Jesus’ authority is predicated on God’s authority. Biblical authority is predicated on God’s authority. Jesus declines to answer the question posed by the chief priests and elders. He poses instead a question they find it impossible to answer – clever move. But the question of what authority Jesus has remains unanswered. What amazed the people was not Jesus’ authority - the people were amazed at his teaching because, unlike the scribes, he taught with a note of authority. It’s the teaching, not the authority, that is fundamental.
Jesus is the one supreme teacher on being the West has. Only Jesus has fathomed the depths of being. Jesus’ way of putting it – I am – engages viscerally with the fundamental of the self. The Jesus teaching comes in the form of a story and compels us to engage with his experience and what he learns on the way – and to walk in his shoes. It is within the mystery of the narrative that Truth resides.

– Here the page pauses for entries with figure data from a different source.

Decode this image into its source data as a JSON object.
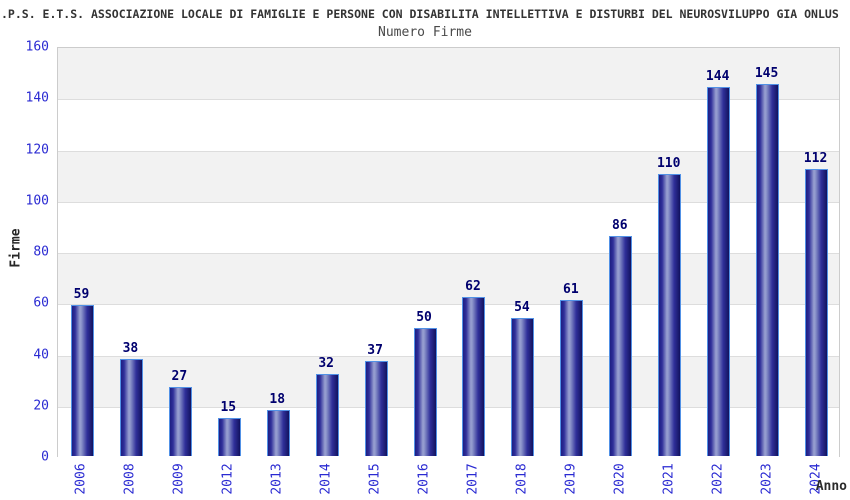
{
  "title": ".P.S. E.T.S. ASSOCIAZIONE LOCALE DI FAMIGLIE E PERSONE CON DISABILITA INTELLETTIVA E DISTURBI DEL NEUROSVILUPPO GIA ONLUS",
  "subtitle": "Numero Firme",
  "chart_data": {
    "type": "bar",
    "title": "Numero Firme",
    "xlabel": "Anno",
    "ylabel": "Firme",
    "categories": [
      "2006",
      "2008",
      "2009",
      "2012",
      "2013",
      "2014",
      "2015",
      "2016",
      "2017",
      "2018",
      "2019",
      "2020",
      "2021",
      "2022",
      "2023",
      "2024"
    ],
    "values": [
      59,
      38,
      27,
      15,
      18,
      32,
      37,
      50,
      62,
      54,
      61,
      86,
      110,
      144,
      145,
      112
    ],
    "ylim": [
      0,
      160
    ],
    "yticks": [
      0,
      20,
      40,
      60,
      80,
      100,
      120,
      140,
      160
    ],
    "grid": "horizontal-bands-alternating",
    "legend": "none",
    "colors": {
      "bar_fill_dark": "#1e1e82",
      "bar_fill_highlight": "#9aa2d2",
      "bar_border": "#5191e6",
      "value_label": "#00006e",
      "tick_label": "#2a2ad2",
      "band_gray": "#f2f2f2",
      "band_white": "#ffffff",
      "gridline": "#dddddd",
      "plot_border": "#cccccc",
      "title_text": "#333333",
      "subtitle_text": "#4a4a4a",
      "axis_title_text": "#262626"
    }
  }
}
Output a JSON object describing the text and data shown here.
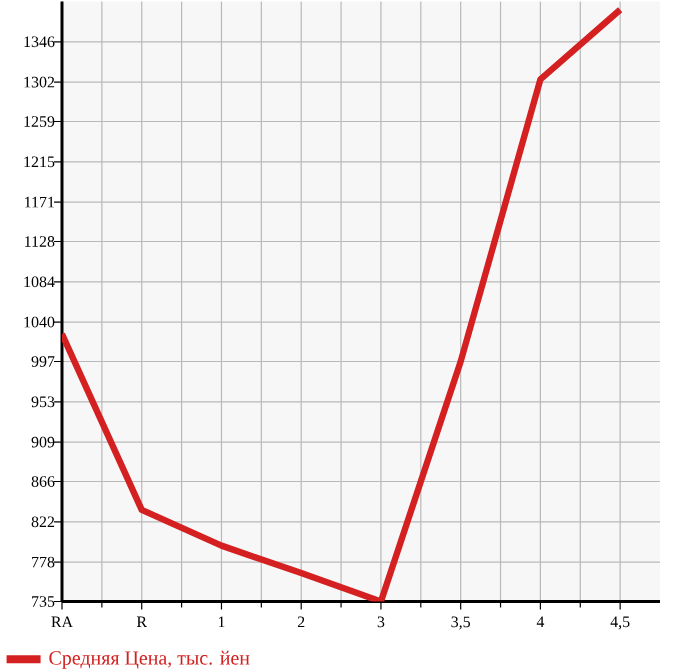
{
  "chart_data": {
    "type": "line",
    "categories": [
      "RA",
      "R",
      "1",
      "2",
      "3",
      "3,5",
      "4",
      "4,5"
    ],
    "series": [
      {
        "name": "Средняя Цена, тыс. йен",
        "color": "#d42020",
        "values": [
          1027,
          835,
          796,
          766,
          735,
          997,
          1305,
          1381
        ]
      }
    ],
    "ylim": [
      735,
      1390
    ],
    "yticks": [
      735,
      778,
      822,
      866,
      909,
      953,
      997,
      1040,
      1084,
      1128,
      1171,
      1215,
      1259,
      1302,
      1346
    ],
    "grid": true,
    "legend": "bottom left"
  }
}
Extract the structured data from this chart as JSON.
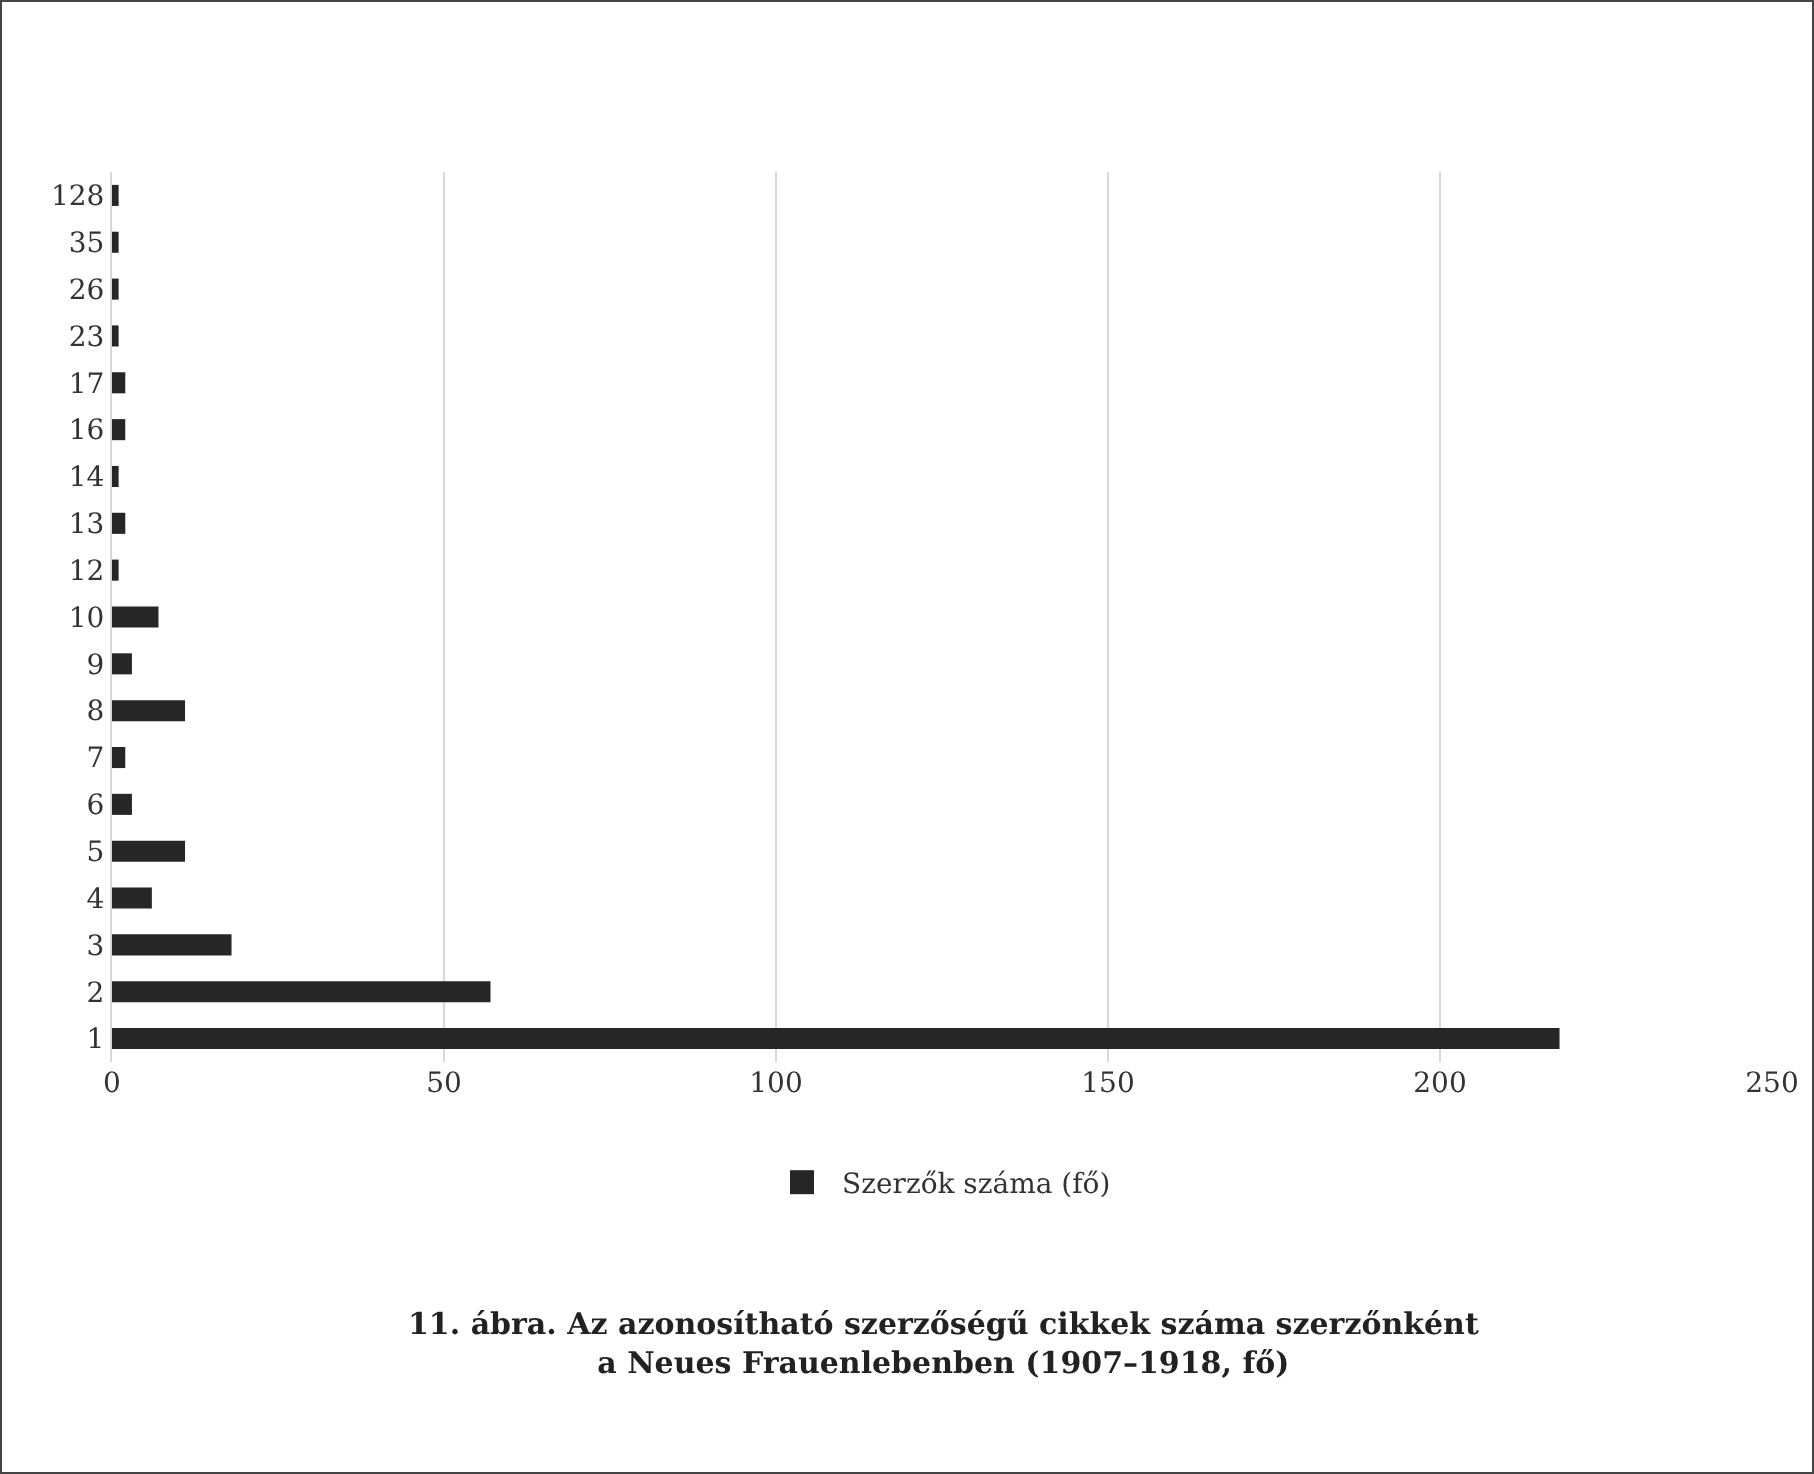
{
  "chart_data": {
    "type": "bar",
    "orientation": "horizontal",
    "title": "11. ábra. Az azonosítható szerzőségű cikkek száma szerzőnként\na Neues Frauenlebenben (1907–1918, fő)",
    "categories": [
      "128",
      "35",
      "26",
      "23",
      "17",
      "16",
      "14",
      "13",
      "12",
      "10",
      "9",
      "8",
      "7",
      "6",
      "5",
      "4",
      "3",
      "2",
      "1"
    ],
    "series": [
      {
        "name": "Szerzők száma (fő)",
        "color": "#262626",
        "values": [
          1,
          1,
          1,
          1,
          2,
          2,
          1,
          2,
          1,
          7,
          3,
          11,
          2,
          3,
          11,
          6,
          18,
          57,
          218
        ]
      }
    ],
    "xlim": [
      0,
      250
    ],
    "xticks": [
      0,
      50,
      100,
      150,
      200,
      250
    ],
    "grid": "x",
    "legend": "bottom"
  }
}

In my experience, a paradigm change is taking place in the Church of England, difficult though it is to discern if you look at the central structures of the Church. Change is happening at parish level and in the many friends I have and networks I am part of. Many of my friends have abandoned attendance at or involvement with the Church, despairing of its teaching, worship and leadership and finding it no longer fit for purpose.